August 11, 2016 @ 6:00 pm - 8:00 pm
Mr. Turino will explore the life and work of William Sumner Appleton, founder of the organization now known as Historic New England. Using examples from New England historic sites including Caroline Emerton and the House of Seven Gables, the presentation will illustrate Appleton’s numerous contributions to the evolution of the historic preservation movement during the first half of the twentieth century. The presentation will also look at the history of the preservation movement in America as well as Appleton’s legacy and influence on modern preservation efforts.

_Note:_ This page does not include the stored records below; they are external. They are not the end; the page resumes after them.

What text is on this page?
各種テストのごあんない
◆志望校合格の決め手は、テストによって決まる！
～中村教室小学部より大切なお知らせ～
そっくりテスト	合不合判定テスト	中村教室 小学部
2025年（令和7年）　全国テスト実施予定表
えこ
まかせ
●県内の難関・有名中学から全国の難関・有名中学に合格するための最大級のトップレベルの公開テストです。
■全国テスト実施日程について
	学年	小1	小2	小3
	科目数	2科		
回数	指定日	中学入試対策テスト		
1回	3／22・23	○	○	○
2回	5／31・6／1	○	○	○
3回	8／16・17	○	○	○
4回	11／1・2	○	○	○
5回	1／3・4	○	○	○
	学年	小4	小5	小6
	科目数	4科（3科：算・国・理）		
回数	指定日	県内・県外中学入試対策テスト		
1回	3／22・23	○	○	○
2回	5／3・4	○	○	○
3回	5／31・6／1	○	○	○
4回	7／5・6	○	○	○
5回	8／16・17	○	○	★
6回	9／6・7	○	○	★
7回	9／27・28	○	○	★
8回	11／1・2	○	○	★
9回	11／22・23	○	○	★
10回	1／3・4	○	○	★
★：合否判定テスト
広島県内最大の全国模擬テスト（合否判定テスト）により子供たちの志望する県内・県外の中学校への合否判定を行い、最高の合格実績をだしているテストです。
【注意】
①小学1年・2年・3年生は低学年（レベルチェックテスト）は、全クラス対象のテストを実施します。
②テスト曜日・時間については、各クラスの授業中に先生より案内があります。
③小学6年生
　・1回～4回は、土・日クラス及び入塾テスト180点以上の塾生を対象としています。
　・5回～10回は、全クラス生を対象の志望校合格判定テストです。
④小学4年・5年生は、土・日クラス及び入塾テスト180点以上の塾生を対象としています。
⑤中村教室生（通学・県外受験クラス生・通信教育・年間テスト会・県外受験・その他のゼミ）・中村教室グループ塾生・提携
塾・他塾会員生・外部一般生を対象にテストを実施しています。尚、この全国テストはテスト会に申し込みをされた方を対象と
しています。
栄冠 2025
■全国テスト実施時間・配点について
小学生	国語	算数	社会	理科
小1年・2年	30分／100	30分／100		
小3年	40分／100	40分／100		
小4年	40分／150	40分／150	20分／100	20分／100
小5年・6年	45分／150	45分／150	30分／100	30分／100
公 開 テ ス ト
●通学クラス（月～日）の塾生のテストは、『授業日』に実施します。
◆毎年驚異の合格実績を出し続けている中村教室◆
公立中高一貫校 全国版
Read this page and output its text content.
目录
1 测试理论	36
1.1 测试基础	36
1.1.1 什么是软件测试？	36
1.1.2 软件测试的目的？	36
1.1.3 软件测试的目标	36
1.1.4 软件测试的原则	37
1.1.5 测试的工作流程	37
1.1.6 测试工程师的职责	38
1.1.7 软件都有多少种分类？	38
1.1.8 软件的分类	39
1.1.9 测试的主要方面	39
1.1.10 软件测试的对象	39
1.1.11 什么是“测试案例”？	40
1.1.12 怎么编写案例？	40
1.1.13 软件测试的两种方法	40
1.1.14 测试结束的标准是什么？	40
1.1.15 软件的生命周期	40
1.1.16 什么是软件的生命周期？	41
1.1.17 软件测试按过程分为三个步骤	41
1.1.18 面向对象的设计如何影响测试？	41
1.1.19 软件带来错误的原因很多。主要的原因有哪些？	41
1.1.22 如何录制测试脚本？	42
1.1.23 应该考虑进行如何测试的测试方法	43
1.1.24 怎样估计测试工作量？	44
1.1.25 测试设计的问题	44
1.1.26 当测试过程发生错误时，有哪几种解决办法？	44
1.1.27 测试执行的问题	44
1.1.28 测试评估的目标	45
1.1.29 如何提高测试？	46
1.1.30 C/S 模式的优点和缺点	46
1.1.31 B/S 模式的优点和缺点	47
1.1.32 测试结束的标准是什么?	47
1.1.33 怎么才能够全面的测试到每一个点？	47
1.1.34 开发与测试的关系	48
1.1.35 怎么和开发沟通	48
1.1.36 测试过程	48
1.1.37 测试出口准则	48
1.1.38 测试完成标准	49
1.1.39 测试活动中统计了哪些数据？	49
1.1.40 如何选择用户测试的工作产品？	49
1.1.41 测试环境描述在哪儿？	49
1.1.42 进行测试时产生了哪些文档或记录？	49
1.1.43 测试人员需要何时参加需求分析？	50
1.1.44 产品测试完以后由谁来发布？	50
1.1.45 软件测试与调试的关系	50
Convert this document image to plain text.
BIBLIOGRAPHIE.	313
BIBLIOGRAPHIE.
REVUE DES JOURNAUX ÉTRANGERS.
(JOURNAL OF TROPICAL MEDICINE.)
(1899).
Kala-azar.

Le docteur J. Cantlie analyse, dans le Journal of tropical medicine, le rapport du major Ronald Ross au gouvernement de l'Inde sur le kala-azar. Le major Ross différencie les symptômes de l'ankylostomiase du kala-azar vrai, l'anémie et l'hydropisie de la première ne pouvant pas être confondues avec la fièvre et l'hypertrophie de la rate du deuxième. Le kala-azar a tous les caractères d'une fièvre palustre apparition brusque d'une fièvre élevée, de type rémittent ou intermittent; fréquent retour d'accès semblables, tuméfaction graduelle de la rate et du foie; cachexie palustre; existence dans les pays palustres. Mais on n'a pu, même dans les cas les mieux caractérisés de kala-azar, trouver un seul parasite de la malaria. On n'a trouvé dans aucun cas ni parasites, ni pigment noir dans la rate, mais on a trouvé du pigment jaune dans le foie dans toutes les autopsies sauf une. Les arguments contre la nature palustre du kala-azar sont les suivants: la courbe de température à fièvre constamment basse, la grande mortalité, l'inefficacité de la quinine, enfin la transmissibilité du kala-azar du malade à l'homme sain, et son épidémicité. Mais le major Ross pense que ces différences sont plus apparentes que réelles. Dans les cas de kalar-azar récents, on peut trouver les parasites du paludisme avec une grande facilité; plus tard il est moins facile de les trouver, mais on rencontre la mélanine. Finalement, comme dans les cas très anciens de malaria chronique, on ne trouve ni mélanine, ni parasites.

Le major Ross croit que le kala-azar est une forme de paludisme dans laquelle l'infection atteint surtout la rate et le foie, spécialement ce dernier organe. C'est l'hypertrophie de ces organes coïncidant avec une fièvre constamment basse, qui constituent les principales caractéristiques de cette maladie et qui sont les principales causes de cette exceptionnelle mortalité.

Non-Members: $7.00 per person
To reserve your spot for this lecture please email firstname.lastname@example.org, or call 978-744-0991 ext. 104
Kenneth Turino is Manger of Community Engagement and Exhibitions at Historic New England, the oldest, largest, and most comprehensive regional heritage organization in the country. Mr. Turino oversees community engagement projects throughout the five New England states and is responsible for the traveling exhibitions program at Historic New England. Prior to coming to Historic New England, Mr. Turino was Executive Director of the Lynn Museum, an active local history museum in Lynn, Massachusetts. He has worked at a number of historic houses including the Paul Revere House in Boston and is a Trustee of The House of the Seven Gables in Salem. He frequently consults on interpretive planning and community engagement projects at historic sites. These include the Nichols House Museum in Boston, The Hermann-Grime and Gallier Historic Houses in New Orleans, and most recently with Donna Harris on the future of the Charnley-Norwood House in Ocean Springs, Mississippi. Ken holds a Master of Arts in Teaching, Museum Education, from the George Washington University and is an adjunct professor in the Tufts University Museum Studies Program. There he teaches a course on the future of historic houses. Mr. Turino is on the Association for State and Local History’s Council and is a member of its’ Historic House Committee.